UPS pilot talks again on hold

A split within union leadership ranks has put contract talks between UPS and its pilots back into an indefinite recess, just as formal bargaining sessions were set to resume in the coming week, said a key union official. Tom Nicholson, president of the Independent Pilots Association, said in a message to members that after spending almost a full day on May 9 with union officials, the senior mediator from the National Mediation Board “concluded that the association is not prepared to enter negotiations at this time.” Nicholson explained that the IPA’s executive board had voted 5-0 to support a recommendation from the union’s two-person negotiating committee for a proposal to resume the talks with UPS. However, he said, within minutes two of those executive board members “began to backtrack.” Nicholson said that the National Mediation Board official then observed that the IPA’s decision-making process is “dysfunctional,” and called off talks that were set to resume in the coming week. “We are now in an indefinite recess,” Nicholson said, “with no talks scheduled for the remainder of 2006.” The IPA chief also told his members that he agreed with the mediator’s judgment. “The EB executive board is in a state of dysfunction, and the mediator has made it clear that negotiations will not resume until the association’s leadership can speak with one voice.” Nicholson said union officials would immediately begin holding informational meetings with members to begin to address how to go from here.

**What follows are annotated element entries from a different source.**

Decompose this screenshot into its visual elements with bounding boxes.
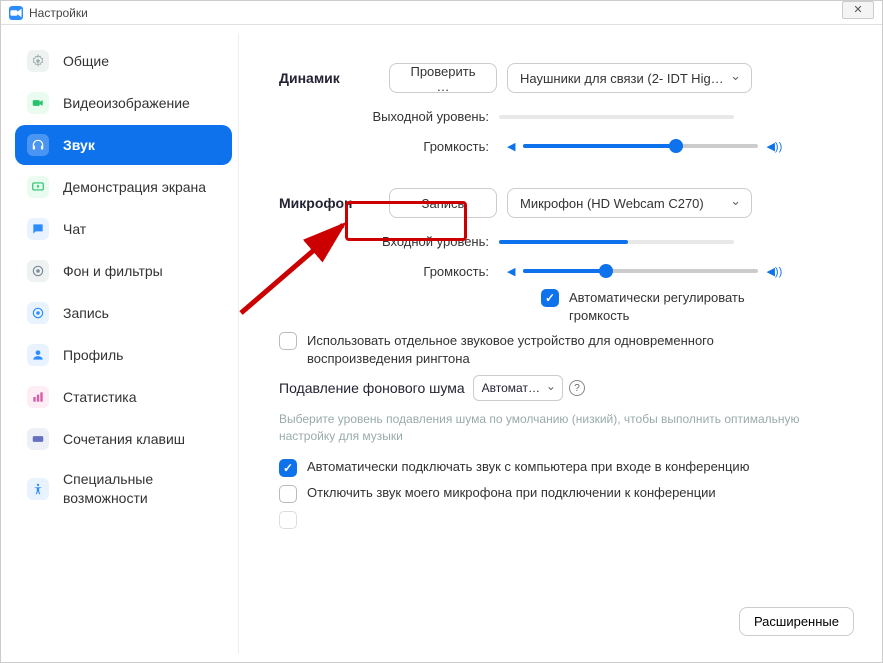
auto-gain-label: Автоматически регулировать громкость <box>569 289 769 324</box>
advanced-button[interactable]: Расширенные <box>739 607 854 636</box>
speaker-volume-slider[interactable] <box>523 138 758 154</box>
window-close-button[interactable]: ✕ <box>842 1 874 19</box>
volume-high-icon: ◀)) <box>766 140 782 153</box>
sidebar-item-stats[interactable]: Статистика <box>15 377 232 417</box>
gear-icon <box>27 50 49 72</box>
sidebar-item-background[interactable]: Фон и фильтры <box>15 251 232 291</box>
auto-gain-checkbox[interactable] <box>541 289 559 307</box>
noise-suppression-label: Подавление фонового шума <box>279 380 465 396</box>
window-title: Настройки <box>29 1 88 25</box>
auto-join-audio-checkbox[interactable] <box>279 459 297 477</box>
truncated-checkbox[interactable] <box>279 511 297 529</box>
headphones-icon <box>27 134 49 156</box>
sidebar-item-share[interactable]: Демонстрация экрана <box>15 167 232 207</box>
mute-on-join-label: Отключить звук моего микрофона при подкл… <box>307 485 716 500</box>
keyboard-icon <box>27 428 49 450</box>
output-level-meter <box>499 115 734 119</box>
sidebar-item-label: Демонстрация экрана <box>63 179 206 195</box>
sidebar-item-label: Сочетания клавиш <box>63 431 185 447</box>
titlebar: Настройки ✕ <box>1 1 882 25</box>
sidebar-item-profile[interactable]: Профиль <box>15 335 232 375</box>
settings-content-audio: Динамик Проверить … Наушники для связи (… <box>239 33 874 654</box>
noise-suppression-note: Выберите уровень подавления шума по умол… <box>279 411 854 445</box>
app-icon <box>9 6 23 20</box>
record-icon <box>27 302 49 324</box>
ringtone-device-checkbox[interactable] <box>279 332 297 350</box>
volume-low-icon: ◀ <box>507 140 515 153</box>
record-mic-button[interactable]: Запись <box>389 188 497 218</box>
sidebar-item-label: Профиль <box>63 347 123 363</box>
volume-high-icon: ◀)) <box>766 265 782 278</box>
ringtone-device-label: Использовать отдельное звуковое устройст… <box>307 332 737 367</box>
mic-section-label: Микрофон <box>279 195 389 211</box>
background-icon <box>27 260 49 282</box>
sidebar-item-label: Звук <box>63 137 95 153</box>
sidebar-item-label: Фон и фильтры <box>63 263 163 279</box>
mute-on-join-checkbox[interactable] <box>279 485 297 503</box>
accessibility-icon <box>27 478 49 500</box>
help-icon[interactable]: ? <box>569 380 585 396</box>
sidebar-item-video[interactable]: Видеоизображение <box>15 83 232 123</box>
sidebar-item-label: Чат <box>63 221 86 237</box>
sidebar-item-chat[interactable]: Чат <box>15 209 232 249</box>
stats-icon <box>27 386 49 408</box>
input-level-label: Входной уровень: <box>279 234 489 249</box>
speaker-device-select[interactable]: Наушники для связи (2- IDT Hig… <box>507 63 752 93</box>
sidebar-item-label: Специальные возможности <box>63 470 220 508</box>
sidebar-item-label: Общие <box>63 53 109 69</box>
share-screen-icon <box>27 176 49 198</box>
test-speaker-button[interactable]: Проверить … <box>389 63 497 93</box>
sidebar-item-recording[interactable]: Запись <box>15 293 232 333</box>
chat-icon <box>27 218 49 240</box>
sidebar-item-accessibility[interactable]: Специальные возможности <box>15 461 232 517</box>
mic-device-select[interactable]: Микрофон (HD Webcam C270) <box>507 188 752 218</box>
sidebar-item-label: Видеоизображение <box>63 95 190 111</box>
settings-sidebar: Общие Видеоизображение Звук Демонстрация… <box>9 33 239 654</box>
video-icon <box>27 92 49 114</box>
sidebar-item-label: Статистика <box>63 389 137 405</box>
mic-volume-slider[interactable] <box>523 263 758 279</box>
speaker-section-label: Динамик <box>279 70 389 86</box>
profile-icon <box>27 344 49 366</box>
speaker-volume-label: Громкость: <box>279 139 489 154</box>
volume-low-icon: ◀ <box>507 265 515 278</box>
sidebar-item-general[interactable]: Общие <box>15 41 232 81</box>
sidebar-item-audio[interactable]: Звук <box>15 125 232 165</box>
sidebar-item-shortcuts[interactable]: Сочетания клавиш <box>15 419 232 459</box>
input-level-meter <box>499 240 734 244</box>
auto-join-audio-label: Автоматически подключать звук с компьюте… <box>307 459 749 474</box>
mic-volume-label: Громкость: <box>279 264 489 279</box>
output-level-label: Выходной уровень: <box>279 109 489 124</box>
sidebar-item-label: Запись <box>63 305 109 321</box>
noise-suppression-select[interactable]: Автомат… <box>473 375 563 401</box>
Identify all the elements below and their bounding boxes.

The mediator recently put both the union and company under a secrecy order for public comments on the negotiation process, as she prepared to call the two back to the bargaining table after five months. Nicholson’s comments came in a message for union members. The last time the two sides negotiated, shortly before Christmas, the IPA declared that talks had broken down. It asked the mediator to declare an impasse and start the clock ticking toward a possible strike against UPS, but the company maintained that it wanted to keep talking about the contract issues and the mediator put the talks into a long recess. A number of other cargo airlines also have labor contracts going through federal mediation, including UPS rival FedEx Express.